US stocks added to a global selloff yesterday as Greece veered towards a default on its debt, while the euro recovered from early sharp loss to turn higher against the dollar.

Greece will not pay a €1.6 billon loan instalment due theInternational Monetary Fund today, a Greek government official told Reuters.

Talks between Athens and its creditors broke down over the weekend after Prime Minister Alexis Tsipras called a surprise referendum on the austerity cuts in an aid package proposed by Greece’s creditors. Tsipras late on Sunday announced moves to prevent a collapse of the banking system.

European stocks closed near their session low but the euro recovered from a drop of as much as 1.9 per cent to trade positive against the dollar. The CBOE Volatility index, a measure of the premium traders are willing to pay for protection against a drop in the S&P 500, jumped as much as 24.6 per cent to 17.47 points, the highest since early February. It was last up 24.2 per cent at 17.41.

“It is hard to come up with what the percentage stock decrease should be to account for what outcome,” said Paul Zemsky, chief investment officer, Multi-Asset Strategies and Solutions, at Voya Investment Management in New York. “Global contagion doesn’t seem as likely,” he said, although he added that it often occurs on links unseen. Until late last week, investors were hopeful that an 11th-hour deal would prevent a Greek default and that the impact on other markets from a possible default would be minimal.

In afternoon trading, the Dow Jones industrial average was off 223.82 points, or 1.25 per cent, to 17,722.86, the S&P 500 lost 27.76 points, or 1.32 per cent, to 2,073.73 and the Nasdaq Composite dropped 74.88 points, or 1.47 per cent, to 5,005.63. The pan-European FTSEuro­first 300 index fell 2.8 per cent, the most in more than eight months.

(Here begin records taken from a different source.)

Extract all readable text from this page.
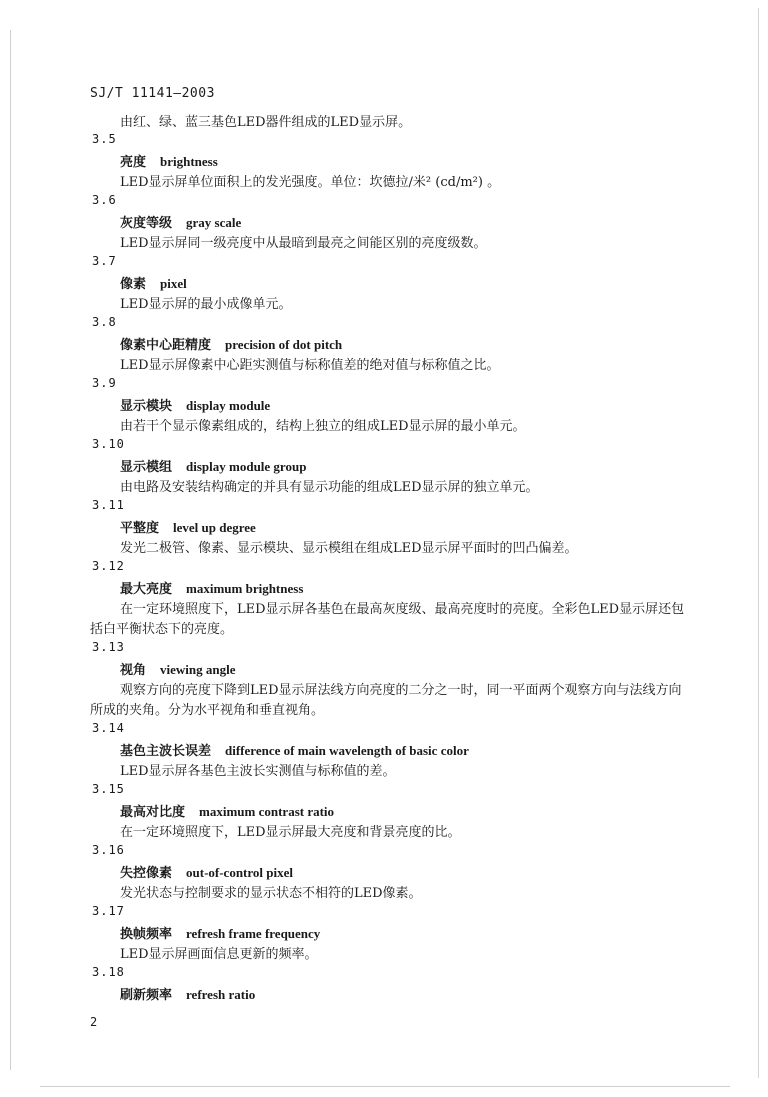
SJ/T 11141—2003
由红、绿、蓝三基色LED器件组成的LED显示屏。
3.5
亮度 brightness
LED显示屏单位面积上的发光强度。单位：坎德拉/米² (cd/m²) 。
3.6
灰度等级 gray scale
LED显示屏同一级亮度中从最暗到最亮之间能区别的亮度级数。
3.7
像素 pixel
LED显示屏的最小成像单元。
3.8
像素中心距精度 precision of dot pitch
LED显示屏像素中心距实测值与标称值差的绝对值与标称值之比。
3.9
显示模块 display module
由若干个显示像素组成的，结构上独立的组成LED显示屏的最小单元。
3.10
显示模组 display module group
由电路及安装结构确定的并具有显示功能的组成LED显示屏的独立单元。
3.11
平整度 level up degree
发光二极管、像素、显示模块、显示模组在组成LED显示屏平面时的凹凸偏差。
3.12
最大亮度 maximum brightness
在一定环境照度下，LED显示屏各基色在最高灰度级、最高亮度时的亮度。全彩色LED显示屏还包
括白平衡状态下的亮度。
3.13
视角 viewing angle
观察方向的亮度下降到LED显示屏法线方向亮度的二分之一时，同一平面两个观察方向与法线方向
所成的夹角。分为水平视角和垂直视角。
3.14
基色主波长误差 difference of main wavelength of basic color
LED显示屏各基色主波长实测值与标称值的差。
3.15
最高对比度 maximum contrast ratio
在一定环境照度下，LED显示屏最大亮度和背景亮度的比。
3.16
失控像素 out-of-control pixel
发光状态与控制要求的显示状态不相符的LED像素。
3.17
换帧频率 refresh frame frequency
LED显示屏画面信息更新的频率。
3.18
刷新频率 refresh ratio
2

The index had fallen as much as 3.2 per cent.

Greek banks and the stock market were closed yesterday and were expected to remain closed until after the July 5 referendum. The planned vote would decide whether to accept stronger austerity measures demanded by Athens’s creditors.

The Global X FTSE Greece exchange-traded fund, which tracks the Athens stock market, was down 16.3 per cent. Eurozone banks fell 5.8 per cent. Adding to the gloomy backdrop, China shares continued to slide, with central bank cuts in interest and reserve rates on Saturday failing to calm jittery investors. The Shanghai Composite fell 3.3 per cent, bringing the losses in the past two weeks to more than 21 per cent. Hong Kong’s Hang Seng fell 2.6 per cent on the day.

The euro fell overnight to as low as $1.0953, off 1.9 per cent versus the US currency, but reversed near the mid-session in New York to trade up 0.4 per cent at $1.1209.

The euro drew added support as the Swiss National Bank confirmed it had intervened to counter gains for the franc against the bloc’s single currency.

The yen strengthened 1.1 per cent versus the greenback.

Despite the declines in the dollar, Greek fallout in the United States was not expected to be enough to throw the Federal Reserve’s likely September rate hike off course.

Benchmark US Treasury yields fell to one-week lows on Monday, with some traders flocking to US debt as a risk-off move on worries about the global impact of a Greek default.